It feels like forever since Littlewood first appeared on Twitter. From the very first moment Sean Young began tweeting about his upcoming RPG we were immediately hooked by those familiar Stardew Valley overtones and the promise that relaxation was high on the developer’s agenda. Fast forward who knows how many months or years and we finally have in our possession a bonafide copy of this dreamy little delight, and let’s not beat about the bush – we’re thrilled.
That Wizard came from the Moon!
The game opens shortly after the events of a horrifying battle, a war in which you were the prevailing hero. But after standing toe-to-toe with the gnarly sounding Dark Wizard, all memories of your former life have been wiped from your brain. Instead of living the life of a gallant hero, you instead begin to slowly piece back together your life, with the help of a few friends, slowly rebuilding your life while helping to build a brand new, easy-going, settlement.
Farming, mining, and building are fundamental elements of Littlewood, such is the farming sim way. But rather than comfortably fitting into the usual pigeon-hole of a specific genre, the game brings with it a magical aspect that the player discovers with each passing moment of spring. But unlike goliaths like Stardew Valley, this is not simply a farming game, so if you’re here to plant your potatoes and spread your manure only, then you’re in for a surprise. But stick with it.
Littlewood is also about town management and the day-to-day running of your settlement. This is where the comparisons to Animal Crossing come in. Players can customise every aspect of their town, from who lives next door to who, to the placement of rocks, trees, flowers and even mountains. You also have a market to sell your findings, and welcome travellers who bring both mirth and merriment aplenty.
Now it’s time to rebuild your town
There are a few different mechanics thrown into the Littlewood mix, but Sean Young and the team at SmashGames have taken time to make sure each of these works in unison with the others. Under less watchful eyes this game could have been an utter mess, but instead it is a fully immersive simulation experience that really helps take your mind off things during such uncertain times.
Perhaps the only real criticism with Littlewood would be there simply aren’t enough hours in the day.

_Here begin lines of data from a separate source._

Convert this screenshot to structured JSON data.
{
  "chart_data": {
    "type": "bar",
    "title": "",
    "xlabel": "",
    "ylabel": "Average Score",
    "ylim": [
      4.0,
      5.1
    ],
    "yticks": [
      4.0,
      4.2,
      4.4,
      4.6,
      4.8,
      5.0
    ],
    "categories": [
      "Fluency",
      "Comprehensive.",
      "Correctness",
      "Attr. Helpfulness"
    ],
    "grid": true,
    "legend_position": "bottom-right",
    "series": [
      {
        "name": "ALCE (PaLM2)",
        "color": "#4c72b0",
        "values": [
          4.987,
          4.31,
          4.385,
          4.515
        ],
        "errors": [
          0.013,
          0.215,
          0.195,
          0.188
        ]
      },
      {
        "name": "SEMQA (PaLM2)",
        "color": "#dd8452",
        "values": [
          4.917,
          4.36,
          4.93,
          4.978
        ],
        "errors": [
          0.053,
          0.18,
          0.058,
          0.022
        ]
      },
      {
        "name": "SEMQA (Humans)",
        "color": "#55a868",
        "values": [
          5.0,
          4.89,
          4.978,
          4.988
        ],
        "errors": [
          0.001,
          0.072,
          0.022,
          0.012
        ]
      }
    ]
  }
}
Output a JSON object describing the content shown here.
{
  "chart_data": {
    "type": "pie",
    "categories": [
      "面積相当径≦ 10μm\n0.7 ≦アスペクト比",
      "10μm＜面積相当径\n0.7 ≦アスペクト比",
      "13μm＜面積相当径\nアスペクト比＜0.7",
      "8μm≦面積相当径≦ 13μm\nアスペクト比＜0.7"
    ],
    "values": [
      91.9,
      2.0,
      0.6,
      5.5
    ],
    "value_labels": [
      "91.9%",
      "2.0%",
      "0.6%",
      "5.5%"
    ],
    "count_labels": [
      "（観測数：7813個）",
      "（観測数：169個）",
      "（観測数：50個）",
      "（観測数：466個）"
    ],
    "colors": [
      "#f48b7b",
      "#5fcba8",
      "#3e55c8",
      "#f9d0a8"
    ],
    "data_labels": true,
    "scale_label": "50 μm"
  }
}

Days in your settlement are far too short, and some tasks eat up huge chunks of your time – time that could be better spent exploring nearby locations for magics, tools and resources. There’s also the very real pain of staying up too late, which means you’re too tired to do much the next day. When you’re character hasn’t had his or her usual 12 hours sleep then anything they do takes far longer, throwing away any chance of productivity. Perhaps a patch might be an option going forward that allows the sun to keep his hat on for just a little longer? Or maybe they could just make the coffee a whole lot stronger after those late nights!
Littlewood is the kind of game where there’s no rush to do anything, because who needs to rush now that the bad times have all gone away? This is what life is life after the events of the main story. What does Link do once he’s rescued Zelda? He probably just chills in the long-grass and enjoys the serenity of a job well done. No one demands anything of the hero because this is their downtime, and by picking up a copy of this fine title you too can bask in the glory of a life where nothing much happens, and that’s just the way we like it.
This is a beautiful looking, slice-of-life addition to any Nintendo Switch collection, and is available now in the NA store. The EU-Region Switch release is expected soon.